St Mary's Church is an Anglican parish church in Gilston, Hertfordshire, England. It dates from the 13th century. The church was restored by Philip Hardwick in 1852. It is a Grade I listed building. In the churchyard is the Johnston Monument designed by Eric Gill in 1923. This has its own Grade I historic designation.

==History and description==
The current church dates from the late 13th century, although it is probably a reconstruction of an earlier church. In 1852, a local landowner, John Hodgson, commissioned Philip Hardwick to undertake a reconstruction. As the village served by the church had been largely abandoned, the rebuilding was modest and much early material and work remains.

St Mary's remains an active parish church with occasional, monthly, services.
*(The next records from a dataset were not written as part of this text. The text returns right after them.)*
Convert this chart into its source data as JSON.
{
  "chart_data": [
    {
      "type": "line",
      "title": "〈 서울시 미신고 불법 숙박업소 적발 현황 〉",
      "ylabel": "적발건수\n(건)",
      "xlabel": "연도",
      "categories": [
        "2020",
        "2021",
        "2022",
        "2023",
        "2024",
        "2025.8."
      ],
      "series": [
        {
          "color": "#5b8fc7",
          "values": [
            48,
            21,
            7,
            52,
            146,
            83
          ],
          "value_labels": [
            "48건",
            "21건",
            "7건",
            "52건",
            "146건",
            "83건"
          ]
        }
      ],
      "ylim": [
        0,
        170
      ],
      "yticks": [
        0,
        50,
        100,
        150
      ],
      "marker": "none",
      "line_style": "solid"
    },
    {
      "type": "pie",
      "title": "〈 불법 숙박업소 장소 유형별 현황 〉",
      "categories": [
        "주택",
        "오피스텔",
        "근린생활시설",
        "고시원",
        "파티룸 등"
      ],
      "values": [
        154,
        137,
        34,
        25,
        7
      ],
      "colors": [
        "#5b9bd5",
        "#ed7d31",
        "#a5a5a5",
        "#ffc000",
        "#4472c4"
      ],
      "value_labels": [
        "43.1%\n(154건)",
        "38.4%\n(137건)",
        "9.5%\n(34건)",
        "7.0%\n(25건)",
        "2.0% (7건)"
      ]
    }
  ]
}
The church is a Grade I listed building.

===Johnston Monument===
In the south-west corner of the churchyard are three memorial stones to members of the Johnston family. The central cross commemorates Lieutenant Geoffrey Stewart Johnston who was killed on 14 May 1915 at the Second Battle of Ypres and whose name is recorded at the Menin Gate. Memorial stones to either side commemorate Johnston's parents, Rose Alice, who died in 1907, and Reginald Eden who died in 1922. (Note: Reginald Eden Johnston served as Deputy Governor of the Bank of England from 1907 to 1909. The bank's archive holds correspondence between him and the bank's doctor regarding the early retirement on grounds of ill health of Kenneth Grahame. Grahame's premature departure from the bank saw him go on to write The Wind in the Willows.) The memorial was designed in 1923 by Eric Gill whose connection with the Johnston family may have come through Edward Johnston, director of the calligraphy course at the Central School of Art and Design in London, where Gill studied from 1901. (Note: Edward Johnston is best remembered for his designs of the lettering, the Johnston typeface, used on the London Underground.) The Johnston Monument has its own Grade I listing. The monument is currently in a poor state of repair, with the central cross having lost its top section although it remains in the churchyard. As at 2023, the monument is listed on the Heritage at Risk Register.